According to experts at UEW Healthcare, radiotherapy doesn’t destroy cancerous cells immediately. Instead, treatment takes weeks or days before a patient’s DNA gets damaged. Those cells will continue to die for days, weeks, and months after radiotherapy ends.

Treatment Options

When we require cancer care, we may need the latest options for treatment from cancer specialists with professionalism. Here are some of the options that can help treat cancer:

1. SRS (Stereotactic Radiosurgery)

It is a type of radiotherapy that delivers precise radiation doses from the patient’s outside body to every targeted area in the body. Despite the name surgery, the procedure does not involve incisions.

2. Chemotherapy

This form of therapy uses chemotherapy medicines or drugs to kill cancerous cells. These medicines travel through the patient’s bloodstream, destroying cancerous cells in the process. Less common forms directly enter our body parts with cancerous cells.

For instance, surgeons, at times, directly inject chemotherapy drugs into body cavities with cancer. Similar to radiation, patients get chemotherapy in combination with several other treatments.

3. Hyperthermia

Hyperthermia is a treatment where body tissues get heated to about 113 °F. This helps kill and damage cancerous cells with little or without destroying normal tissues. Before you go through this treatment, learn about cancer types and precancers that the procedure can treat, how it’s done, and the pros and cons of using it.

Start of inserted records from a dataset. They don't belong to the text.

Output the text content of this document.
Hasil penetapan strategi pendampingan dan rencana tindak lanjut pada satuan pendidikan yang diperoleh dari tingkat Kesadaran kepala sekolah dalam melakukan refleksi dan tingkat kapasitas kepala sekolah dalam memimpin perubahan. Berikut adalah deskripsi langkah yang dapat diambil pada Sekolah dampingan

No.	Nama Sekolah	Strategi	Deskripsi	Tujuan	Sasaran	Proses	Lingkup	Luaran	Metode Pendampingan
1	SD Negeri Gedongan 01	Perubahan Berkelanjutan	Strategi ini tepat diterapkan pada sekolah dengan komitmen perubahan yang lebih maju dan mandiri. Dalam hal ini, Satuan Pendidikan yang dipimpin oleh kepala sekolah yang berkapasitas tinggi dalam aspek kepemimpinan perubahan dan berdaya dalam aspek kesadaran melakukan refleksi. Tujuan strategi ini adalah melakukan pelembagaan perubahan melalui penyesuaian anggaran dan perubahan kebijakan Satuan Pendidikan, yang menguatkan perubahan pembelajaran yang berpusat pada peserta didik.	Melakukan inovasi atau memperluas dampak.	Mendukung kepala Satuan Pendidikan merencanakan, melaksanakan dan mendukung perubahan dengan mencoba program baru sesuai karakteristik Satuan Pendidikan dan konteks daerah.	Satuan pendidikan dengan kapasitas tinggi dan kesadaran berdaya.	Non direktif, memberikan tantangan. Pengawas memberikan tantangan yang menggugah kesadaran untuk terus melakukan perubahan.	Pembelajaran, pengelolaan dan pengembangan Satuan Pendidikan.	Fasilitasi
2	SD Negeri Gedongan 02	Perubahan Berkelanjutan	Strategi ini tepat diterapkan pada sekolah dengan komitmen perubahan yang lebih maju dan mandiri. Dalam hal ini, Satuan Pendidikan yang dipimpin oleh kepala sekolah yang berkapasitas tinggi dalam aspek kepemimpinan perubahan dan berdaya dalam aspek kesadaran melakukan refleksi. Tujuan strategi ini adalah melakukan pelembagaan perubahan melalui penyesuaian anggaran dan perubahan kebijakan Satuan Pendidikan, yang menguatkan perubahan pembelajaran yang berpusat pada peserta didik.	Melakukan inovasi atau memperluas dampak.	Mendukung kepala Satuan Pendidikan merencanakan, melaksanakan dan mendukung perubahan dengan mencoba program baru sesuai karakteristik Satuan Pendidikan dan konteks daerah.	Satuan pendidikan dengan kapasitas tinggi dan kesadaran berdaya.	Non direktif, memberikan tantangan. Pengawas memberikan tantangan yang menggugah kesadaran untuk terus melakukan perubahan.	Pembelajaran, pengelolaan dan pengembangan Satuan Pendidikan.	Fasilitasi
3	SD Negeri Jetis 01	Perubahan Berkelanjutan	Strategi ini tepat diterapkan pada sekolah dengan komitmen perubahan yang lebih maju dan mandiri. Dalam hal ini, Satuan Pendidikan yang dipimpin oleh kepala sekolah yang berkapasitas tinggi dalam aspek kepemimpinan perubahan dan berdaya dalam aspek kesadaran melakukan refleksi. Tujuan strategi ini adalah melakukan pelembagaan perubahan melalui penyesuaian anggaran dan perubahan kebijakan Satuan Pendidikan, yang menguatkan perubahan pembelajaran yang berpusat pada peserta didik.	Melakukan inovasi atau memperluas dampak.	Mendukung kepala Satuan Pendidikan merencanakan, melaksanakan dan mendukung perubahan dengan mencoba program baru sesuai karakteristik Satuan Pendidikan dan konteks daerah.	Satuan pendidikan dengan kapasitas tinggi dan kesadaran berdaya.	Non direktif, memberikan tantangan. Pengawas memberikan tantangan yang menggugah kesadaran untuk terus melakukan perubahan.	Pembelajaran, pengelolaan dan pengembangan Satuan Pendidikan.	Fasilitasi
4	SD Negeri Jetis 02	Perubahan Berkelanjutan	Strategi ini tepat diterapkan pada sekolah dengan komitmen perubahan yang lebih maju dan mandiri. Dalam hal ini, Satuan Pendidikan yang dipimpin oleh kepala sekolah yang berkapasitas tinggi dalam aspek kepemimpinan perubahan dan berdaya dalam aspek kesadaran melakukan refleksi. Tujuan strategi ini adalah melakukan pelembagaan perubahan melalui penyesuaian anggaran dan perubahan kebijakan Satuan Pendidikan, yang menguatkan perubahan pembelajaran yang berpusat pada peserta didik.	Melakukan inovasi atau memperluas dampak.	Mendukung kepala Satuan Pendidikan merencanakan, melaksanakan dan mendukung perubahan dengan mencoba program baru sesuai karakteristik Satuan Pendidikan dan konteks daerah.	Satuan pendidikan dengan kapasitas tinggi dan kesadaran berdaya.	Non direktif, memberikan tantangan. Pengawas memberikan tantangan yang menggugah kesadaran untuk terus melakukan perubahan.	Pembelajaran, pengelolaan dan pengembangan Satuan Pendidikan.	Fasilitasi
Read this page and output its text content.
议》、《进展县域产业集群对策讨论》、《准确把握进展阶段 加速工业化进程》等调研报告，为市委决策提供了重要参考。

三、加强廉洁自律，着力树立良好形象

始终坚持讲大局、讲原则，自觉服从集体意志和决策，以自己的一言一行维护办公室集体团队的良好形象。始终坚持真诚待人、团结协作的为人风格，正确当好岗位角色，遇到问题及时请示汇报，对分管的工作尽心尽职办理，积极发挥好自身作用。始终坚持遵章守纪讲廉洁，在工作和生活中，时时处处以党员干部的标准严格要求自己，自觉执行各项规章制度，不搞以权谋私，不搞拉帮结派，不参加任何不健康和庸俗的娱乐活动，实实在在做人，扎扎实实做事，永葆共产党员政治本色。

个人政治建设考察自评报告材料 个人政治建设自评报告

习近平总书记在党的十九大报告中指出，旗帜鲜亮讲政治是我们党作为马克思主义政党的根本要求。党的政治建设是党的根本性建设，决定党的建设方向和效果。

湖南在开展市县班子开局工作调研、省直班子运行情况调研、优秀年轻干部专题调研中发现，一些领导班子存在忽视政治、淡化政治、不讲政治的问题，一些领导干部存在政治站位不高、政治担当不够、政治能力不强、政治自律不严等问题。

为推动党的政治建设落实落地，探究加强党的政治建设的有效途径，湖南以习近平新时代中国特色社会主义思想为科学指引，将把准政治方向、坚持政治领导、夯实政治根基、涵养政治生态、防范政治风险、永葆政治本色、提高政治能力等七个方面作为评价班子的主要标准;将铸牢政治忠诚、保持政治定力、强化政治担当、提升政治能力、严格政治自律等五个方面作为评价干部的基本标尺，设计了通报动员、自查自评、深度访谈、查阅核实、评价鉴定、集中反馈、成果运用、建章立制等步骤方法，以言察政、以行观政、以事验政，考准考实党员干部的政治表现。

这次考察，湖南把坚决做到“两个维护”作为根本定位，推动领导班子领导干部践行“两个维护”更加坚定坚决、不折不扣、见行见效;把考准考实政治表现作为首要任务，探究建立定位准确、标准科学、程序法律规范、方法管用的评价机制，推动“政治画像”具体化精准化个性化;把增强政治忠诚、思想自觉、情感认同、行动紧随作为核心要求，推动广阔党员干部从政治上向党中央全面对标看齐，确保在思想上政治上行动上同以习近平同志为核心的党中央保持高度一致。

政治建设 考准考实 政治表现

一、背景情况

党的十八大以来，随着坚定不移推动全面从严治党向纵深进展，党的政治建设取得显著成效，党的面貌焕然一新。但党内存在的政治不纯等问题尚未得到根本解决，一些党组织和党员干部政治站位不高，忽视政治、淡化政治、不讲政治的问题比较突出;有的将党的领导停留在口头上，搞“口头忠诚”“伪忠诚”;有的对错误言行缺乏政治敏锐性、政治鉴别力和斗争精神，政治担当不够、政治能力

4. 3DCRT (3D Conformal Radiation Therapy)

This option uses 3D scans to evaluate tumors’ exact sizes and shapes. Beams of radiation are often shaped by tiny metal leaves to fit tumors. This, in turn, reduces the side effects of healthy cells/tissues. Here are forms of cancer that the therapy can help with:

  • Prostate cancer
  • Brain cancer
  • Lung cancer
  • Neck and head cancer
  • Liver cancer

5.  Interventional Radiology

Interventional radiologists specialize in this. They use minimally invasive methods to treat illnesses without surgery. Image-guided catheters enable interventional radiologists to deliver small radioactive spheres or chemotherapy drugs directly to cancerous tumor sites.

In addition, they use a special needle to get rid of tumors through freezing or heat. Interventional methods are effective, too, for relieving pain and managing cancer’s side effects.

6. IMRT (Intensity-Modulated Radiation Therapy)

IMRT is one of the most sophisticated forms of external beam radiation that LINACS (linear accelerators) deliver. Oncologists or cancer specialists can change the shape and intensity of radiation beams to target radiation delivered to the prostate and limit radiation to nearby rectal and bladder tissues.

Due to the planning involved in this treatment, your doctor can deliver more effective, precise, and intense radiation doses with less risk of destroying surrounding healthy tissues.

The bottom line is that if you are diagnosed with cancer and radiotherapy is one of the ways to treat it, ensure you ask for specifics. Different radiotherapies exist that target specific tumor types and cancers. They enable specialists to deliver accurate radiation doses that can destroy cancer cells and spare healthy tissues.